Ruach ha-kodesh. The Holy Spirit. The same prophetic whisper that spoke to Sarah, to Hagar, to Miriam, to Deborah. It comes to Rebekah now, warning her that her firstborn is plotting murder in his heart.
Rebekah the prophet
The rabbinic tradition numbers Rebekah among the seven female prophets of Israel, alongside Sarah, Miriam, Deborah, Hannah, Abigail, and Esther (Megillah 14a). She has been hearing from Heaven since the womb — when she learned, before the twins were born, that the elder shall serve the younger (Genesis 25:23). Now, at the other end of the story, the Holy Spirit returns to her with the final warning.
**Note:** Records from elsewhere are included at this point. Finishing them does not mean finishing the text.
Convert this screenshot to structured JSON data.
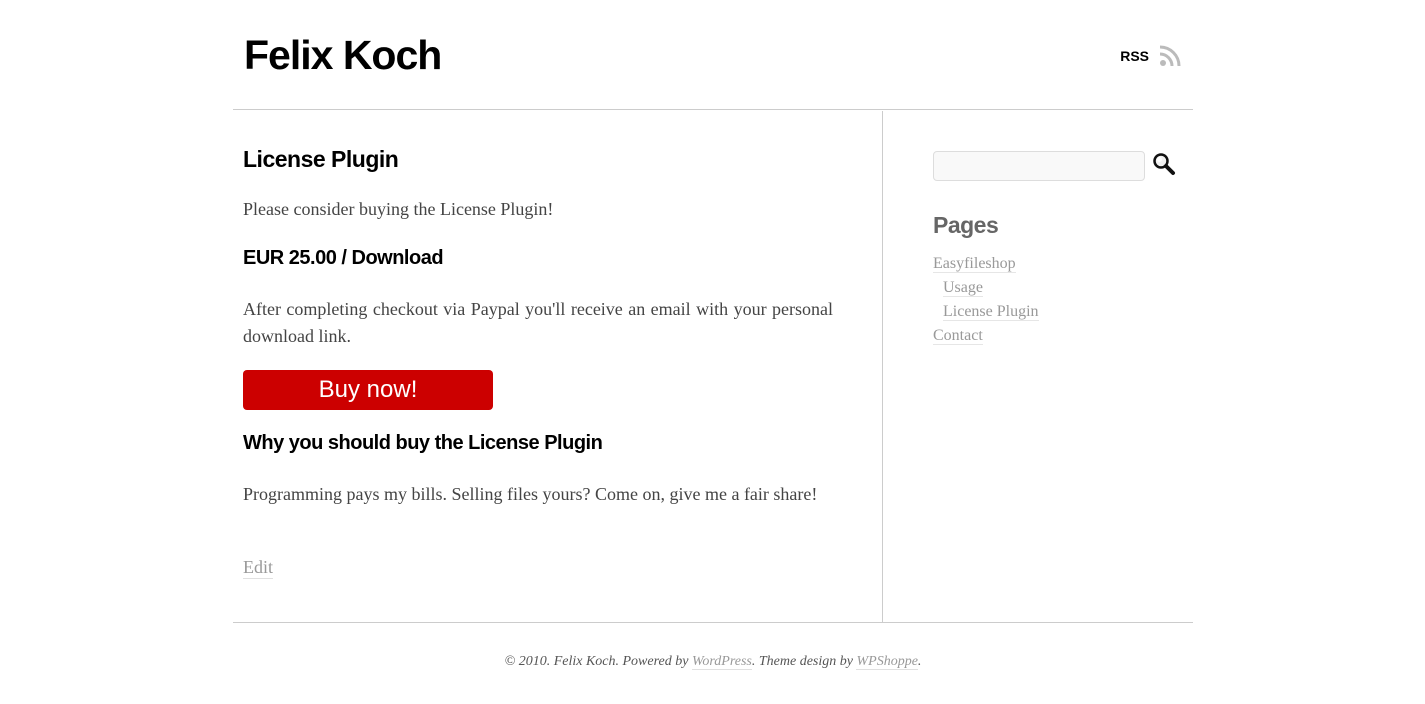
{
  "header": {
    "site_title": "Felix Koch",
    "rss_label": "RSS",
    "rss_icon": "rss-icon"
  },
  "post": {
    "title": "License Plugin",
    "intro": "Please consider buying the License Plugin!",
    "price": "EUR 25.00 / Download",
    "checkout_text": "After completing checkout via Paypal you'll receive an email with your personal download link.",
    "buy_button": "Buy now!",
    "why_title": "Why you should buy the License Plugin",
    "why_text": "Programming pays my bills. Selling files yours? Come on, give me a fair share!",
    "edit_link": "Edit",
    "accent_color": "#cc0000"
  },
  "sidebar": {
    "search": {
      "placeholder": "",
      "value": "",
      "icon": "search-icon"
    },
    "pages_title": "Pages",
    "pages": [
      {
        "label": "Easyfileshop",
        "level": 0
      },
      {
        "label": "Usage",
        "level": 1
      },
      {
        "label": "License Plugin",
        "level": 1
      },
      {
        "label": "Contact",
        "level": 0
      }
    ]
  },
  "footer": {
    "prefix": "© 2010. Felix Koch. Powered by ",
    "wordpress_link": "WordPress",
    "middle": ". Theme design by ",
    "wpshoppe_link": "WPShoppe",
    "suffix": "."
  }
}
Pseudo-Jonathan is underscoring a pattern. Rebekah's life is bracketed by prophecy. The same sensitivity that heard the twin nations wrestling in her womb now hears the older brother plotting in his heart. She has always been the one who could hear what was coming.
The mother's immediate action
Rebekah does not wait. She calls Jacob — her younger son, the Targum specifies — and tells him plainly: Esau thy brother lieth in wait for thee, and plotteth against thee to kill thee. No softening. No explanation. The prophecy has come, and she acts on it within a single verse.
The takeaway: the rabbis teach that prophecy without action is wasted. Rebekah is the model. The Holy Spirit speaks, and she moves. Pseudo-Jonathan's lesson is simple but urgent — when you know what is coming, get your children out of its path.